O fenômeno costuma favorecer chuva acima da média do Norte ao Sudeste, ao mesmo tempo em que reduz os volumes no Sul. Esse padrão deve se repetir em dezembro, agravado pelo fortalecimento temporário da circulação de umidade típica da estação chuvosa no Centro do país.

Como será a chuva em dezembro
A tendência é de acumulados muito elevados em áreas do Norte, Centro-Oeste, Sudeste e parte do Nordeste. Minas Gerais está entre as regiões com maior risco de precipitação extrema, resultado da atuação frequente da Zona de Convergência do Atlântico Sul, que mantém dias consecutivos de chuva.
Espírito Santo, Goiás, Mato Grosso e partes do Maranhão e do Piauí também podem registrar volumes superiores à climatologia. Em contrapartida, os três estados do Sul, além do Sul do Mato Grosso do Sul e trechos do interior de São Paulo, tendem a apresentar chuva abaixo da média.

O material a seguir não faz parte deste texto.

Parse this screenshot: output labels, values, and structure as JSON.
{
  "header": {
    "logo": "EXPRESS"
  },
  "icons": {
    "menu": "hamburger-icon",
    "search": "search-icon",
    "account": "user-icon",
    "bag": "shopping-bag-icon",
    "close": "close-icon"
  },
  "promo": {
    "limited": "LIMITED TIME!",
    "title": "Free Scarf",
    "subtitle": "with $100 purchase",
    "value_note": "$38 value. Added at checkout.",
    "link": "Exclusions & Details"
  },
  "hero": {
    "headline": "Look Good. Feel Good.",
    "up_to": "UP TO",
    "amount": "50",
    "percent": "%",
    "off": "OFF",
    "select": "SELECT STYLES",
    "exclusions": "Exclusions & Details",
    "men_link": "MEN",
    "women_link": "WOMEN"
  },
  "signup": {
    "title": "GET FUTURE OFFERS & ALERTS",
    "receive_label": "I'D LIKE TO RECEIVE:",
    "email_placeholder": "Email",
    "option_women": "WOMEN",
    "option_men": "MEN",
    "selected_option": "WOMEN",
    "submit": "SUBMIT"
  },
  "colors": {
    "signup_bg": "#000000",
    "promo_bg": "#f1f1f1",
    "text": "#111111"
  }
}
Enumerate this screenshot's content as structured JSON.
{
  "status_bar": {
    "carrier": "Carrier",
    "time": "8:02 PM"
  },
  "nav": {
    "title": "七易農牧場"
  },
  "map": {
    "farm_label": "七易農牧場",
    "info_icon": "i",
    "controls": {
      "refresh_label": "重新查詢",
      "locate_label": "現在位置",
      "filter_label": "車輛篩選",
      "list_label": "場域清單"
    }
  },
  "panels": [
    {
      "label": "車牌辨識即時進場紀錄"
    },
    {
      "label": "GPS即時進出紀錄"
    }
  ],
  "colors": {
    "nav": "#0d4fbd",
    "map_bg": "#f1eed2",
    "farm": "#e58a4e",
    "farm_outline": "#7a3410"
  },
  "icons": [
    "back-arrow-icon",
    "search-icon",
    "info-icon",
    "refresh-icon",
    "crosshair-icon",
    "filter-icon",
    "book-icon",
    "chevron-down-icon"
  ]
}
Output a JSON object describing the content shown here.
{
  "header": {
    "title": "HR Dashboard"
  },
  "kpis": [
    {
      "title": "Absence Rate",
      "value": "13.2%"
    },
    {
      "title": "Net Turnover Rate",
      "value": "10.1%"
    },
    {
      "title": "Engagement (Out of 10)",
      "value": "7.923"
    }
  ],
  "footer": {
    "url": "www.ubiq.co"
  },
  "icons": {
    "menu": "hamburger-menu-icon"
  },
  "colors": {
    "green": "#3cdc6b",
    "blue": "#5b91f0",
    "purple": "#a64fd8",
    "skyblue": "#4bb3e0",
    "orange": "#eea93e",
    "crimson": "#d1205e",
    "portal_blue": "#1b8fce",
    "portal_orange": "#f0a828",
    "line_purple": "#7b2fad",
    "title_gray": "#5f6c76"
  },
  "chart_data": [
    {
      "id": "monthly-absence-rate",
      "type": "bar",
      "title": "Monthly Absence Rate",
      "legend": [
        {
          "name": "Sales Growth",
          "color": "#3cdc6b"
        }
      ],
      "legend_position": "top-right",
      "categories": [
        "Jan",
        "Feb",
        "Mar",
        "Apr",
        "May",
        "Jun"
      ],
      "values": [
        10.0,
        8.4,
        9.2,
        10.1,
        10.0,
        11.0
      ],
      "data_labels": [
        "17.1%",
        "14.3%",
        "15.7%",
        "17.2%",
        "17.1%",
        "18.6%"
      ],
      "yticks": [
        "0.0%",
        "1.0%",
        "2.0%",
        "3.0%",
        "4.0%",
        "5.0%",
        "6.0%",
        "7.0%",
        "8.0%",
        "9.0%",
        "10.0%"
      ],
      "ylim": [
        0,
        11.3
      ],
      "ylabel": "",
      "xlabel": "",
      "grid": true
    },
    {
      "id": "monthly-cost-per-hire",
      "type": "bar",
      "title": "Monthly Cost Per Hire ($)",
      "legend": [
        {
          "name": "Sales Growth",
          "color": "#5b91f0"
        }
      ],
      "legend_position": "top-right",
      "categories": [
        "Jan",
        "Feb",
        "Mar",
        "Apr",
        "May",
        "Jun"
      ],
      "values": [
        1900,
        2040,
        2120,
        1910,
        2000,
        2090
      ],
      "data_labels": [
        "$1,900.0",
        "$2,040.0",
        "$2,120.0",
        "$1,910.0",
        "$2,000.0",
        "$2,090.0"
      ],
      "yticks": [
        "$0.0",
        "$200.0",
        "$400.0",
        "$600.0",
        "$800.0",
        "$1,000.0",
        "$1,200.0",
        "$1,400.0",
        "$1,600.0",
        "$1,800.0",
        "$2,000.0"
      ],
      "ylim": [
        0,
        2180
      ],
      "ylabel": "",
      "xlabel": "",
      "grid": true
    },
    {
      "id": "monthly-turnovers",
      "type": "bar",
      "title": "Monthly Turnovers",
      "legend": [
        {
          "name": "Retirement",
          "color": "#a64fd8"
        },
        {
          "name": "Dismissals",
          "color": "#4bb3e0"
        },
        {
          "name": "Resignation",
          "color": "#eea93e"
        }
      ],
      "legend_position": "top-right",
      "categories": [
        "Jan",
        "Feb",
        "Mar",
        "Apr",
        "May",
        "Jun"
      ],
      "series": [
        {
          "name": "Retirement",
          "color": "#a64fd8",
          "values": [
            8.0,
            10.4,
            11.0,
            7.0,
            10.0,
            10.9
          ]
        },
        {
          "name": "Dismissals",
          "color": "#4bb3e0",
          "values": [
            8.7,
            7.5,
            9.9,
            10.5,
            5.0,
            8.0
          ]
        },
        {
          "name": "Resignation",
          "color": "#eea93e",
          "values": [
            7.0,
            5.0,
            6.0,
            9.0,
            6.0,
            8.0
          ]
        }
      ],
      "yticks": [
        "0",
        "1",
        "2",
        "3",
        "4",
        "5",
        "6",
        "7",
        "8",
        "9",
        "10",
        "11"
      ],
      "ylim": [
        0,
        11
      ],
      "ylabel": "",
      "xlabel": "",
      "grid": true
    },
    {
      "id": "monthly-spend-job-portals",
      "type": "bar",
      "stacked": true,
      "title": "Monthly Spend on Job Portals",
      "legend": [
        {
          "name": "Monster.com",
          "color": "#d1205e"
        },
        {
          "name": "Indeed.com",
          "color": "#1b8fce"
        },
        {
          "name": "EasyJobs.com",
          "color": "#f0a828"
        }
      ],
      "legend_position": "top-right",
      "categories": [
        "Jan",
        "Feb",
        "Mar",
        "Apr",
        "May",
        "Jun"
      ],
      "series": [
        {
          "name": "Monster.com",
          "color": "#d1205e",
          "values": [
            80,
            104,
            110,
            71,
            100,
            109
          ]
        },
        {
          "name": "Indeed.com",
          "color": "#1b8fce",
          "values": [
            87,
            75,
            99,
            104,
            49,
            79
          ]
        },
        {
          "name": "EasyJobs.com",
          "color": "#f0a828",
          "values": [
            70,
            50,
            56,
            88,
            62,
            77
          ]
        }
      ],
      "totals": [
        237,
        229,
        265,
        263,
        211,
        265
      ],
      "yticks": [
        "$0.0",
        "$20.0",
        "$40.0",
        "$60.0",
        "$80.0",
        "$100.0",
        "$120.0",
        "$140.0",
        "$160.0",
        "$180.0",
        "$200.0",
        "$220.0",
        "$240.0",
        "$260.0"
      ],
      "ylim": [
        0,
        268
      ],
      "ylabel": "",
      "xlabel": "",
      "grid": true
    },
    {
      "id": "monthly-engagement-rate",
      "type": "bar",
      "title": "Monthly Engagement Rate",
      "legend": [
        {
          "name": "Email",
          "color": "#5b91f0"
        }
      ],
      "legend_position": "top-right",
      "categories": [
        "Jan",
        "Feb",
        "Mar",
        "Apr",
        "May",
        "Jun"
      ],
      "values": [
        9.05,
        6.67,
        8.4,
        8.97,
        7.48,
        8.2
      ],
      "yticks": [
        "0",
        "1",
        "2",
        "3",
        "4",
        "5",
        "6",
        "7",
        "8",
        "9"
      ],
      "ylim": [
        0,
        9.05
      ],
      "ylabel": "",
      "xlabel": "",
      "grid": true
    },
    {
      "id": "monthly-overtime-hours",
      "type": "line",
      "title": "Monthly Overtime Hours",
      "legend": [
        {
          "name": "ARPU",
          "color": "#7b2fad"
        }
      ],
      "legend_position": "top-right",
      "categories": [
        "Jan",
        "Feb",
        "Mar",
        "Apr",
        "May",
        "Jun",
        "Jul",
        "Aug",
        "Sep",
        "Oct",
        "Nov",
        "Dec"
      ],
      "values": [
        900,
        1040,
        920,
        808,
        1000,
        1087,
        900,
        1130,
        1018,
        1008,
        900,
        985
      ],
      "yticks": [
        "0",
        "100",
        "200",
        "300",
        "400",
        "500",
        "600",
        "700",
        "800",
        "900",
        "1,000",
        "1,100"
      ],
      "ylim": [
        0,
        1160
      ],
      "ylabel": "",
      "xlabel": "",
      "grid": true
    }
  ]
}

Isso não exclui episódios de temporais isolados, comuns no verão e capazes de gerar altos acumulados em pontos específicos, mas ainda assim sem alterar o cenário geral de déficit. No Centro-Sul, a expectativa é de marcas acima da média, especialmente em regiões distantes da faixa litorânea, onde a atmosfera mais seca favorece o aquecimento rápido.
Já áreas costeiras entre Rio Grande do Sul e Rio de Janeiro, além de setores de Minas Gerais e Espírito Santo, podem registrar temperatura abaixo do normal devido à influência do ar frio oceânico e ao aumento das nuvens.